The coverage of my Windows Phone and Windows stories caught the attention of The Verge, a publication that I had competed with over the years for Microsoft stories. I left the corporate IT world in late 2011 to make a big bet on my career dream by joining The Verge just a couple of months after the site was founded.
The excitement around Windows 8 quickly faded, though. The new Start menu, the full-screen apps, and the lack of a Start button made Windows fans unhappy. Microsoft tried to fix things with Windows 8.1 but they weren’t fixed until Windows 10.
I covered the Windows 10 announcement live blog solo. Microsoft did not broadcast the event so I had to shoot photos and live write about features almost simultaneously. It was stressful, but my years of covering the company as a side job meant I could pull it off.

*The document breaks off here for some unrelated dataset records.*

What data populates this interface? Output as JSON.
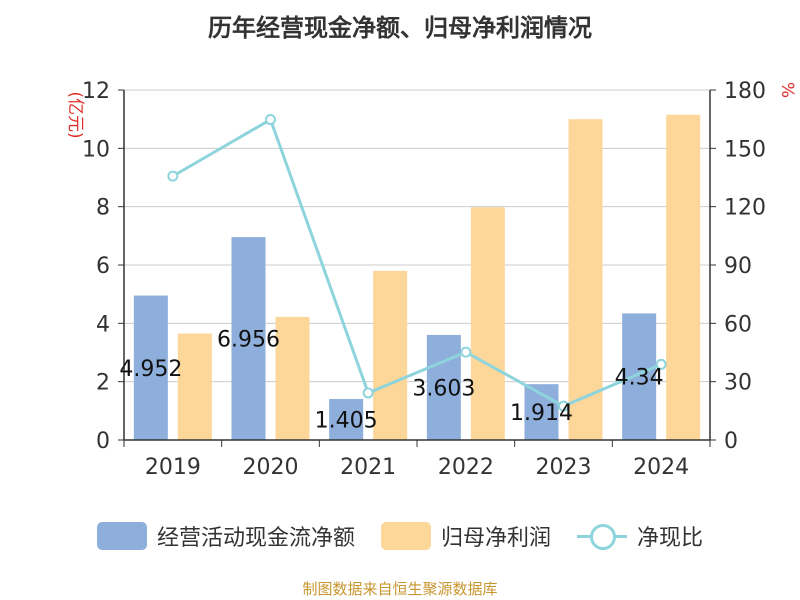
{
  "chart_data": {
    "type": "bar",
    "title": "历年经营现金净额、归母净利润情况",
    "categories": [
      "2019",
      "2020",
      "2021",
      "2022",
      "2023",
      "2024"
    ],
    "series": [
      {
        "name": "经营活动现金流净额",
        "kind": "bar",
        "axis": "left",
        "color": "#8eaedb",
        "values": [
          4.952,
          6.956,
          1.405,
          3.603,
          1.914,
          4.34
        ],
        "labels": [
          "4.952",
          "6.956",
          "1.405",
          "3.603",
          "1.914",
          "4.34"
        ]
      },
      {
        "name": "归母净利润",
        "kind": "bar",
        "axis": "left",
        "color": "#fdd799",
        "values": [
          3.65,
          4.22,
          5.8,
          7.98,
          11.0,
          11.15
        ]
      },
      {
        "name": "净现比",
        "kind": "line",
        "axis": "right",
        "color": "#8ed4dc",
        "values": [
          135.7,
          164.8,
          24.2,
          45.2,
          17.4,
          38.9
        ]
      }
    ],
    "ylabel": "(亿元)",
    "ylabel_right": "%",
    "ylim": [
      0,
      12
    ],
    "yticks": [
      "0",
      "2",
      "4",
      "6",
      "8",
      "10",
      "12"
    ],
    "ylim_right": [
      0,
      180
    ],
    "yticks_right": [
      "0",
      "30",
      "60",
      "90",
      "120",
      "150",
      "180"
    ],
    "grid": true,
    "legend": "bottom"
  },
  "source": "制图数据来自恒生聚源数据库"
}
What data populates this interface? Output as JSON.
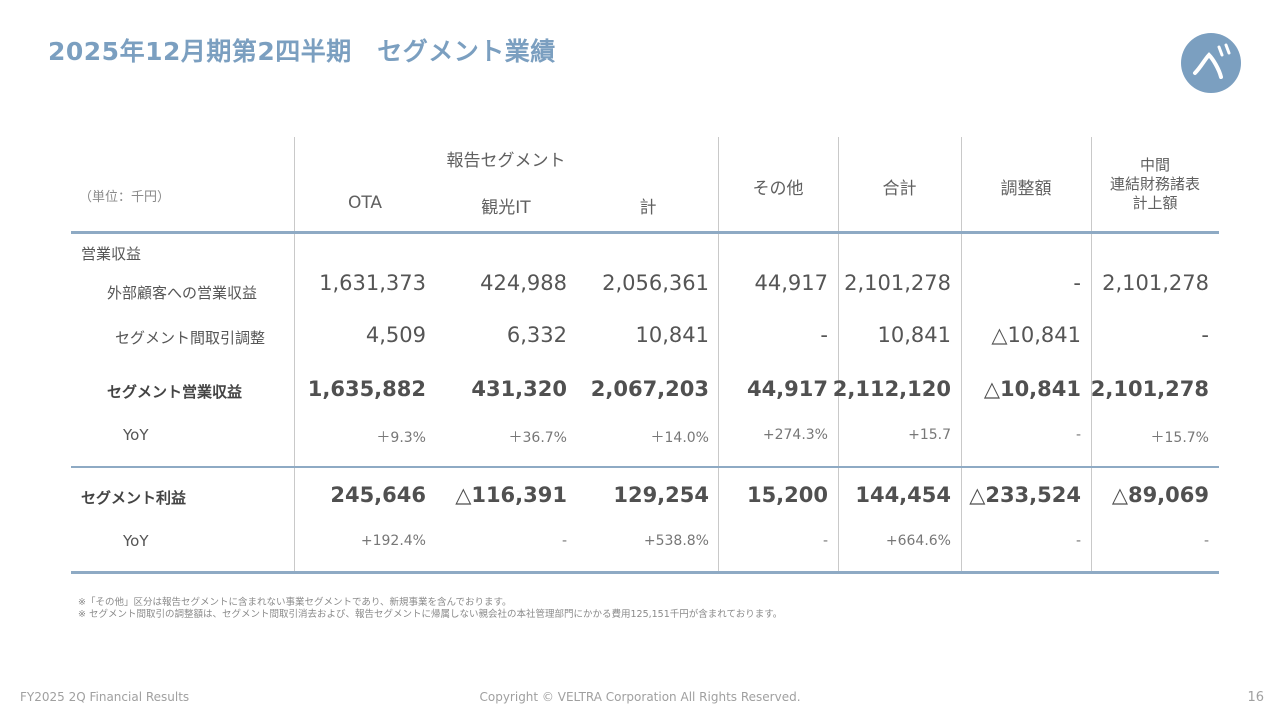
{
  "title": "2025年12月期第2四半期　セグメント業績",
  "logo_label": "ベ",
  "table": {
    "unit": "（単位：千円）",
    "group_header": "報告セグメント",
    "columns": {
      "ota": "OTA",
      "kankoit": "観光IT",
      "total_seg": "計",
      "other": "その他",
      "sum": "合計",
      "adjust": "調整額",
      "consol_l1": "中間",
      "consol_l2": "連結財務諸表",
      "consol_l3": "計上額"
    },
    "section_label": "営業収益",
    "rows": {
      "external": {
        "label": "外部顧客への営業収益",
        "values": [
          "1,631,373",
          "424,988",
          "2,056,361",
          "44,917",
          "2,101,278",
          "-",
          "2,101,278"
        ]
      },
      "intersegment": {
        "label": "セグメント間取引調整",
        "values": [
          "4,509",
          "6,332",
          "10,841",
          "-",
          "10,841",
          "△10,841",
          "-"
        ]
      },
      "seg_revenue": {
        "label": "セグメント営業収益",
        "values": [
          "1,635,882",
          "431,320",
          "2,067,203",
          "44,917",
          "2,112,120",
          "△10,841",
          "2,101,278"
        ]
      },
      "yoy1": {
        "label": "YoY",
        "values": [
          "＋9.3%",
          "＋36.7%",
          "＋14.0%",
          "+274.3%",
          "+15.7",
          "-",
          "＋15.7%"
        ]
      },
      "seg_profit": {
        "label": "セグメント利益",
        "values": [
          "245,646",
          "△116,391",
          "129,254",
          "15,200",
          "144,454",
          "△233,524",
          "△89,069"
        ]
      },
      "yoy2": {
        "label": "YoY",
        "values": [
          "+192.4%",
          "-",
          "+538.8%",
          "-",
          "+664.6%",
          "-",
          "-"
        ]
      }
    }
  },
  "notes": [
    "※「その他」区分は報告セグメントに含まれない事業セグメントであり、新規事業を含んでおります。",
    "※ セグメント間取引の調整額は、セグメント間取引消去および、報告セグメントに帰属しない親会社の本社管理部門にかかる費用125,151千円が含まれております。"
  ],
  "footer": {
    "left": "FY2025 2Q Financial Results",
    "center": "Copyright © VELTRA Corporation All Rights Reserved.",
    "page": "16"
  }
}
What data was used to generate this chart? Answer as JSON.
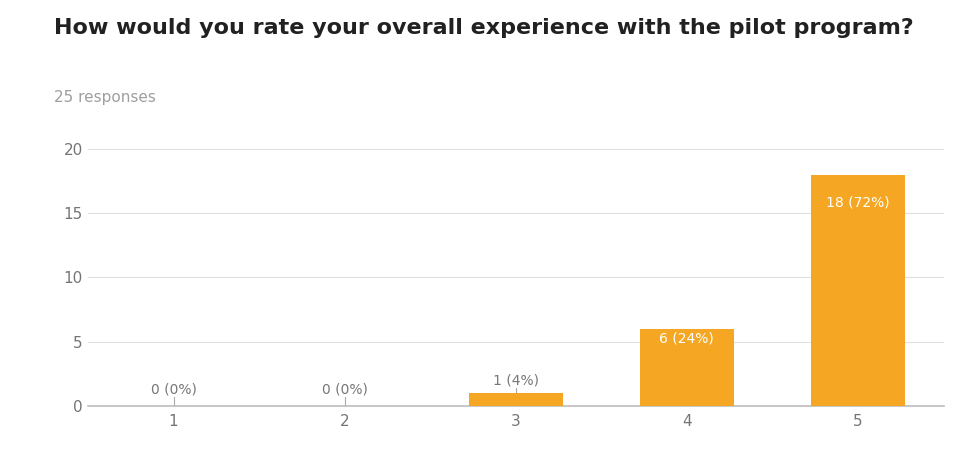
{
  "title": "How would you rate your overall experience with the pilot program?",
  "subtitle": "25 responses",
  "categories": [
    1,
    2,
    3,
    4,
    5
  ],
  "values": [
    0,
    0,
    1,
    6,
    18
  ],
  "bar_labels": [
    "0 (0%)",
    "0 (0%)",
    "1 (4%)",
    "6 (24%)",
    "18 (72%)"
  ],
  "bar_color": "#F5A623",
  "label_color_inside": "#FFFFFF",
  "label_color_outside": "#777777",
  "background_color": "#FFFFFF",
  "ylim": [
    0,
    20
  ],
  "yticks": [
    0,
    5,
    10,
    15,
    20
  ],
  "title_fontsize": 16,
  "subtitle_fontsize": 11,
  "tick_fontsize": 11,
  "label_fontsize": 10,
  "grid_color": "#E0E0E0",
  "bar_width": 0.55,
  "title_color": "#212121",
  "subtitle_color": "#9E9E9E",
  "tick_color": "#757575"
}
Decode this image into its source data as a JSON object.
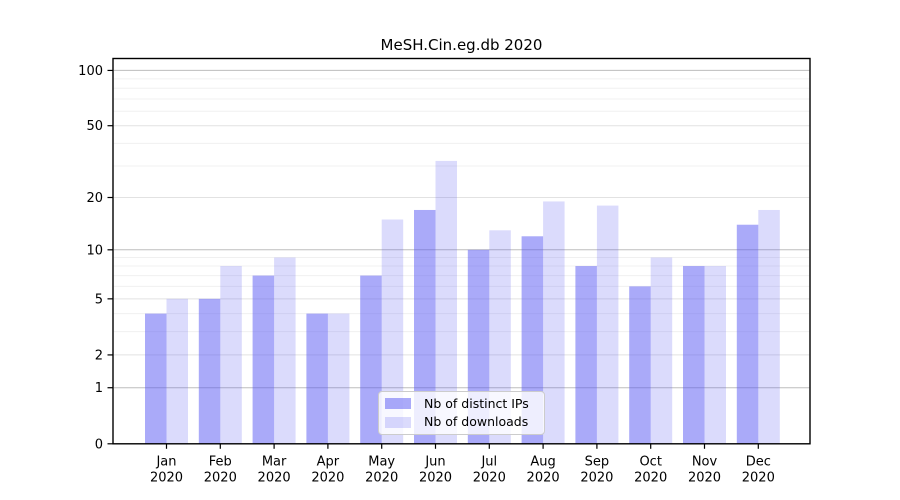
{
  "chart_data": {
    "type": "bar",
    "title": "MeSH.Cin.eg.db 2020",
    "categories": [
      "Jan",
      "Feb",
      "Mar",
      "Apr",
      "May",
      "Jun",
      "Jul",
      "Aug",
      "Sep",
      "Oct",
      "Nov",
      "Dec"
    ],
    "category_year_line": "2020",
    "series": [
      {
        "name": "Nb of distinct IPs",
        "color": "#5555f3",
        "opacity": 0.5,
        "values": [
          4,
          5,
          7,
          4,
          7,
          17,
          10,
          12,
          8,
          6,
          8,
          14
        ]
      },
      {
        "name": "Nb of downloads",
        "color": "#5555f3",
        "opacity": 0.21,
        "values": [
          5,
          8,
          9,
          4,
          15,
          32,
          13,
          19,
          18,
          9,
          8,
          17
        ]
      }
    ],
    "xlabel": "",
    "ylabel": "",
    "yscale": "log1p",
    "ylim": [
      0,
      100
    ],
    "ytick_labels": [
      "100",
      "50",
      "20",
      "10",
      "5",
      "2",
      "1",
      "0"
    ],
    "ytick_values": [
      100,
      50,
      20,
      10,
      5,
      2,
      1,
      0
    ],
    "grid": "on",
    "legend_position": "lower-center"
  },
  "colors": {
    "background": "#ffffff",
    "axis": "#000000",
    "tick_text": "#000000",
    "grid_decade": "#bdbdbd",
    "grid_labeled": "#e2e2e2",
    "grid_minor": "#f0f0f0",
    "bar_base": "#5555f3",
    "legend_border": "#cccccc"
  }
}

At the same time, Microsoft unveiled Windows 10. I was blown away when I first tried this headset, as it provided the ability to see the world in augmented reality and use video calls with people in front of me.
Then the covid-19 pandemic happened. Microsoft used to want to make dual-screen computing a reality for everyone, now they want to have everyone work from home. The focus was quickly shifted to Microsoft Teams and the launch of the XBOX Series S / X consoles. I couldn’t travel for events, so Microsoft shipped me the xbox series X months before it was released. I had a lot of time to review an important product, which was a memorable moment.
Next week you can check back in to see if Bill Gates jumps over a chair to celebrate 50 years or if Steve Ballmer runs onstage and screams “developers” at the audience.
Drop a comment here or send me a message at [email protected] if you want to discuss anything else, as I always want to hear from readers. If you’ve heard about any of Microsoft’s secret projects, you can reach me via email at [email protected] or speak to me confidentially on the Signal messaging app, where I’m tomwarren.01. I’m also tomwarren on Telegram, if you’d prefer to chat there. Thanks for following Notepad.